An ad for Purina Cow Chow caught my eye in the Nov. 6 edition:

Cow Chow Is a Real Feed and made by a real feed mill and not by a mill that runs their by-products in dairy feed. No oat hulls nor screenings (sweepings) in Cow Chow Dairy Feed. Cow Chow ingredients are C.S. meal, gluten feed from corn, brewers' dried grains, molasses, 10 percent pea green alfalfa hay, 1 percent salt, 24 percent protein. Cow Chow contains 133 quarts of real dairy feed. Guaranteed to increase milk flow or money refunded. Sold in checkerboard sacks only.

A little snooping through earlier editions assured me that this was indeed one of the earliest advertisements for Ralston Purina's Cow Chow, a brand name that first appeared in the Gazette on March 22 that year.

The International Directory of Company Histories, Vol. 32. (St. James Press, 2000), which I found quoted online at company-histories.com, claims that Purina's entrepreneurial founder, William H. Danforth, decided to rename his animal feeds "chow" after he noticed soldiers apparently relishing the word during his stint as Young Men's Christian Association secretary for the Third Army Division while it was serving in France.

Back in St. Louis, the company's Chow Division, later part of Purina Mills, eventually produced Horse Chow, Dog Chow, Cat Chow, Rabbit Chow, Pig Chow, Mink Chow and even Purina Monkey Chow. That corporation is today part of K̶o̶c̶h̶ ̶I̶n̶d̶u̶s̶t̶r̶i̶e̶s̶ ̶I̶n̶c̶.̶ Land O’Lakes Inc.*

Speaking of connections that unfold over time, in the Nov. 7 Gazette was this cavalierly headlined personal tragedy:

Any Little Girl Would Do For Roy, It Seems

When an embarrassed young man appears at the office of the county clerk and looks around rather wildly in search of someone in whom to confide, it is understood at once that he wishes to secure a marriage license. But yesterday a young man more agitated than usual appeared.

"Say," he said to a deputy clerk, "I'm in rather a funny position. Really, I'm in rather a tangle. The girl I secured a license to marry here Saturday went and married another man. Could I get the money I paid for the license?"

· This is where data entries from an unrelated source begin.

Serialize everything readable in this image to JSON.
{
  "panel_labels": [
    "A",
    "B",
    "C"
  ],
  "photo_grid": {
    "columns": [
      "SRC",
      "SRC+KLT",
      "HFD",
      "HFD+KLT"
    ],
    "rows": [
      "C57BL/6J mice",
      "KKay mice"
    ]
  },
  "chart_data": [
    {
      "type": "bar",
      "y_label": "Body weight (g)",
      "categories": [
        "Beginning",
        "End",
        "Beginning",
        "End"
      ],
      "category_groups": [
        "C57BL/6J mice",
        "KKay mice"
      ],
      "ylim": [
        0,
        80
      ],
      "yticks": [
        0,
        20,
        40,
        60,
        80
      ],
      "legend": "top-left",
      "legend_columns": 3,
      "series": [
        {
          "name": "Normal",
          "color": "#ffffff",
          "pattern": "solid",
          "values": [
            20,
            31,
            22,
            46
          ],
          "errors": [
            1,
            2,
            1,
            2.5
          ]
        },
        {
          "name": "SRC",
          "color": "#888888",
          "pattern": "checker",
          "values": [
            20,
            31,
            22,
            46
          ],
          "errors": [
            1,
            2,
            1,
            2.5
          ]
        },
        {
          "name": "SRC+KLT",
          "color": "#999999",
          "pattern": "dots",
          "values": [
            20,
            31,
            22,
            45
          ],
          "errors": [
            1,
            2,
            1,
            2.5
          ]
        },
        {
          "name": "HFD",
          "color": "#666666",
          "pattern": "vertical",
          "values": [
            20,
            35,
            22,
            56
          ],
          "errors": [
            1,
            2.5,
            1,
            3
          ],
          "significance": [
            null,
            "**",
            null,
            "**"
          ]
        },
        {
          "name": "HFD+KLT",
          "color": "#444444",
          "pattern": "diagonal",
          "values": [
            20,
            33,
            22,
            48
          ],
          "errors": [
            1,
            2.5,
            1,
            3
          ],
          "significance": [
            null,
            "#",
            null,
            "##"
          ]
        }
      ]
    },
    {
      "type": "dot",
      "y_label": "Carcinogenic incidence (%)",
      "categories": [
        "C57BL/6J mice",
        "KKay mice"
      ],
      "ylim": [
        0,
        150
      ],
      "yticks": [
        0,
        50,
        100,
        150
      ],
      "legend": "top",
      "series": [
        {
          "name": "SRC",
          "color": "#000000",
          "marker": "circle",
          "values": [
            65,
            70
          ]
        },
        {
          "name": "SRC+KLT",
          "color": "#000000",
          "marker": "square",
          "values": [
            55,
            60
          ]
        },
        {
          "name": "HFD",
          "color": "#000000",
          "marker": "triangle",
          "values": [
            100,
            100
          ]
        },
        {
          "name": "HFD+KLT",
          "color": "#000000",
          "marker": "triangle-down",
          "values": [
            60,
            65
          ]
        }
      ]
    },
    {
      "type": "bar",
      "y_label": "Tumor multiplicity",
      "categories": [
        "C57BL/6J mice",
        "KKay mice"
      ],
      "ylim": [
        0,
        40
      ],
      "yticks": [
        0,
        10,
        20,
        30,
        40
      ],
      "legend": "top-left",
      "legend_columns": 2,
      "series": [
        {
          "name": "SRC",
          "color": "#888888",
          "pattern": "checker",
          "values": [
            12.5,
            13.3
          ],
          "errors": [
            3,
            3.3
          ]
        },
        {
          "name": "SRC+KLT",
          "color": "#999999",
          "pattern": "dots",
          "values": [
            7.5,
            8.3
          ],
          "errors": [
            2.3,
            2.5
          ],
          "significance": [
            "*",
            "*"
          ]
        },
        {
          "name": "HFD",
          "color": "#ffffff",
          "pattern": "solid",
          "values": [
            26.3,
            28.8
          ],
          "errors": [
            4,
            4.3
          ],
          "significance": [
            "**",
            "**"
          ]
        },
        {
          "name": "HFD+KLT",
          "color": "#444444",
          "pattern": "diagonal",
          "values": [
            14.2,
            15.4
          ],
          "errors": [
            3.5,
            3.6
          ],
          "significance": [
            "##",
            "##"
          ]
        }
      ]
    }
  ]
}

When he was told that it would be impossible, he said, "Well, then, could I substitute another girl's name?"

He was told he might.

The deputy clerk turned back to the Saturday marriage license record and found the following two marriage licenses: James H. Leslie, 24, Little Rock, and Miss Lilac Ellington, 18, Little Rock; Roy Beard, 21, Little Rock, and Miss Lila Ellington, 19, Little Rock.

"She's the same girl," said the disappointed young man, James H. Leslie. "I guess I ought to consider myself lucky," he said.

Leslie secured his license Saturday morning. Beard, who also probably considers himself lucky, obtained his license late Saturday afternoon.

Late yesterday afternoon Leslie had not returned with the substitute.

Ouch!

Jump ahead to Feb. 12, 1964, when one Roy Beard, Little Rock city collector since 1936, announced his retirement. Beard had joined the city in 1917 as a premise inspector for the health department. He and Lilac Ellington "Honey" Beard had two sons, Roy Jr. and William George.

She was 82 when she died in 1984; Roy lived to be 97, dying in 1999.

I don't know what became of the jilted James H. Leslie. Do you, Helpful Reader?

cstorey@arkansasonline.com

ActiveStyle on 11/06/2017

*CORRECTION: Purina Animal Nutrition LLC is a subsidiary of Land O’Lakes Inc. A previous version of this column had out-of-date information on the modern owner of the animal feed company.